Growers and farmers who participate in the program, called the Transitional Special Agricultural Water Rate program, receive a lower level of water service during water shortages or emergencies. In exchange, they are exempt from paying storage and other charges from the Water Authority that help fund programs that provide greater water supply reliability during shortages or emergencies.
“Continuing this program will benefit our entire region,” Water Authority Board Chair Michael T. Hogan said. “The agricultural community, which is an important component of our region’s economy, will get two more years to adapt to rising water costs and establish policies and programs to help sustain regional agricultural operations. Meanwhile, residential and commercial water users benefit from agricultural water customers agreeing to take greater cutbacks if water shortage conditions return to our region in 2013 or 2014.”
The temporary program, approved by the Board in March 2010, was originally scheduled to run through the end of December 2012. Program participants this year receive a cost benefit of $212 per acre-foot.
The Water Authority planned to start a revised Special Agricultural Water Rate program in January 2013 in which farmers and growers would still be exempt from paying storage charges, but otherwise would pay the same Water Authority costs as urban water customers.
Water Authority staff estimates it will cost $4.7 million to continue the transitional program in 2013.

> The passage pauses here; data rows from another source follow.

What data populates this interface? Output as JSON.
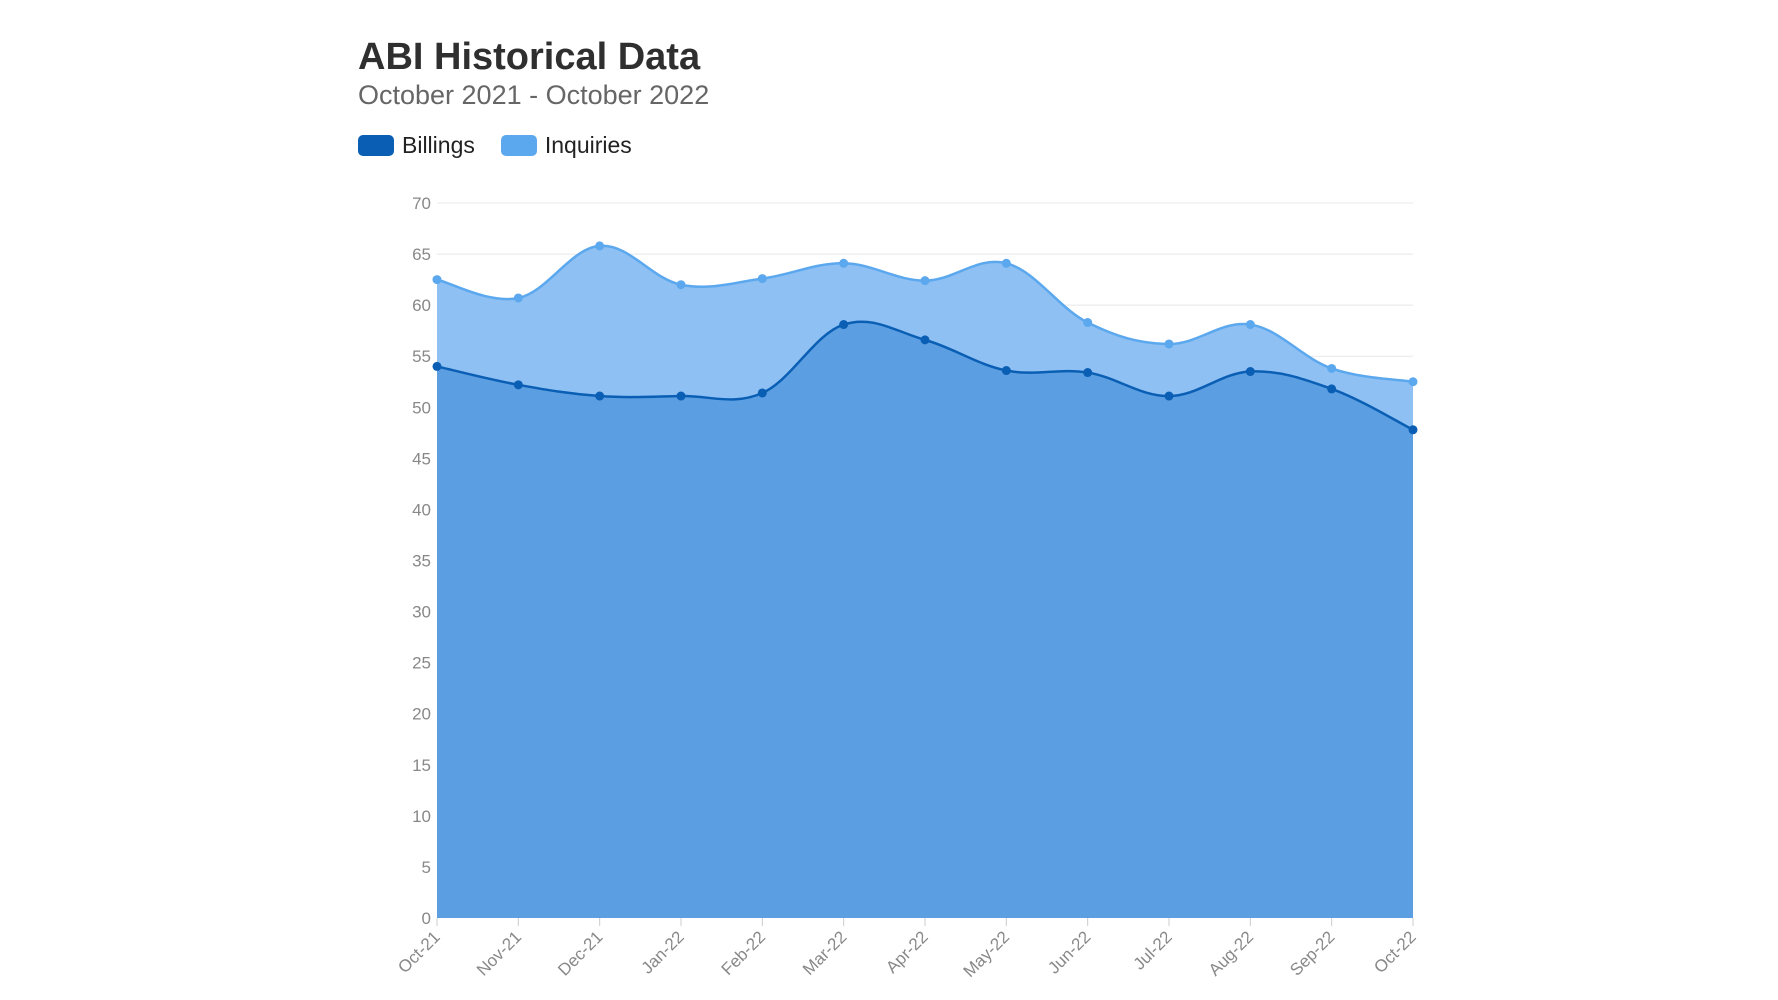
{
  "colors": {
    "billings": "#0a5fb4",
    "inquiries": "#5ba8ee",
    "billings_fill": "#5b9fe2",
    "inquiries_fill": "#8fc0f3",
    "grid": "#e8e8e8",
    "axis": "#cccccc"
  },
  "chart_data": {
    "type": "area",
    "title": "ABI Historical Data",
    "subtitle": "October 2021 - October 2022",
    "xlabel": "",
    "ylabel": "",
    "categories": [
      "Oct-21",
      "Nov-21",
      "Dec-21",
      "Jan-22",
      "Feb-22",
      "Mar-22",
      "Apr-22",
      "May-22",
      "Jun-22",
      "Jul-22",
      "Aug-22",
      "Sep-22",
      "Oct-22"
    ],
    "ylim": [
      0,
      70
    ],
    "yticks": [
      0,
      5,
      10,
      15,
      20,
      25,
      30,
      35,
      40,
      45,
      50,
      55,
      60,
      65,
      70
    ],
    "grid": true,
    "legend_position": "top-left",
    "series": [
      {
        "name": "Billings",
        "values": [
          54.0,
          52.2,
          51.1,
          51.1,
          51.4,
          58.1,
          56.6,
          53.6,
          53.4,
          51.1,
          53.5,
          51.8,
          47.8
        ]
      },
      {
        "name": "Inquiries",
        "values": [
          62.5,
          60.7,
          65.8,
          62.0,
          62.6,
          64.1,
          62.4,
          64.1,
          58.3,
          56.2,
          58.1,
          53.8,
          52.5
        ]
      }
    ]
  }
}
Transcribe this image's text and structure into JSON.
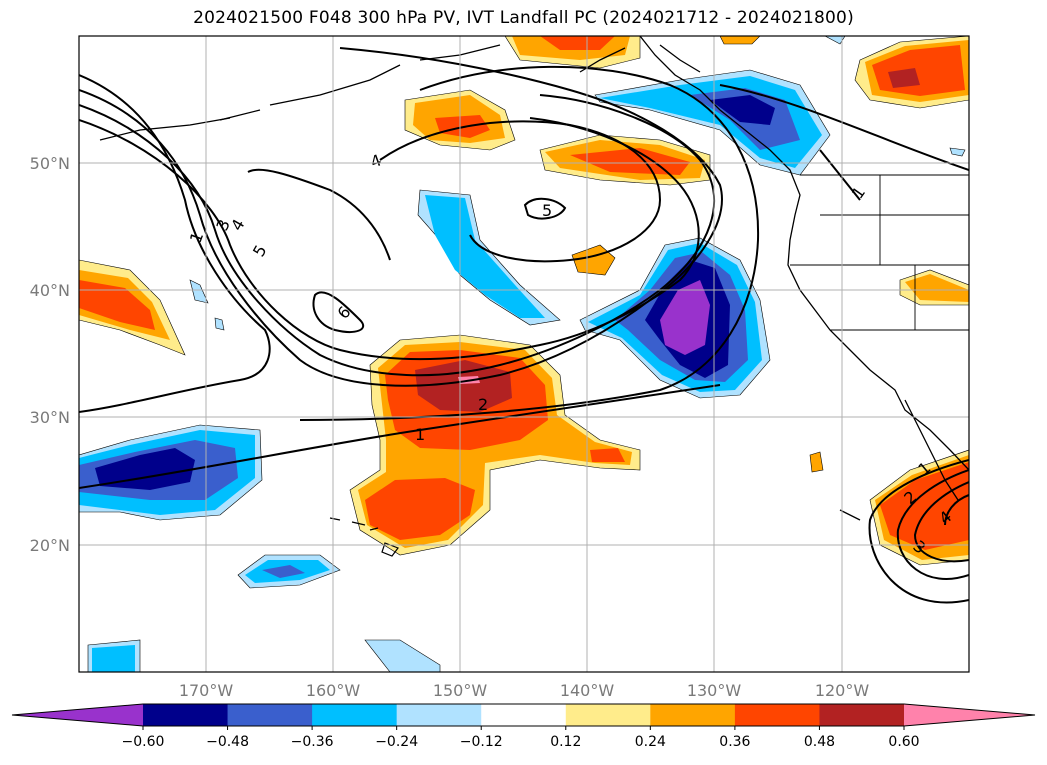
{
  "title": "2024021500 F048 300 hPa PV, IVT Landfall PC (2024021712 - 2024021800)",
  "lat_labels": [
    "50°N",
    "40°N",
    "30°N",
    "20°N"
  ],
  "lon_labels": [
    "170°W",
    "160°W",
    "150°W",
    "140°W",
    "130°W",
    "120°W"
  ],
  "colorbar": {
    "ticks": [
      "−0.60",
      "−0.48",
      "−0.36",
      "−0.24",
      "−0.12",
      "0.12",
      "0.24",
      "0.36",
      "0.48",
      "0.60"
    ],
    "colors": [
      "#9932cc",
      "#00008b",
      "#3a5fcd",
      "#00bfff",
      "#b0e2ff",
      "#ffffff",
      "#ffec8b",
      "#ffa500",
      "#ff4500",
      "#b22222",
      "#ff82ab"
    ]
  },
  "contour_labels": [
    "1",
    "3",
    "4",
    "5",
    "6",
    "4",
    "5",
    "2",
    "1",
    "1",
    "2",
    "3",
    "4",
    "1"
  ]
}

Last month, leaders from the region’s agriculture industry, along with several Water Authority Board members who represent retail agencies with large agricultural water use, requested the Board consider extending the transitional program. They asked to give farmers and growers more time to adjust to rising water rates, which they said threatens the long-term viability of agriculture in San Diego County.
“If we prevail in our rate case against MWD, it will provide some rate relief for both our urban and our agricultural customers,” Hogan said. “It doesn’t make sense to make an important regional industry experience a significant rate increase a few months from now – one that could put some of its members out of business – when we have a strong chance of winning our case and being able to adjust our rates downward a year or so later.”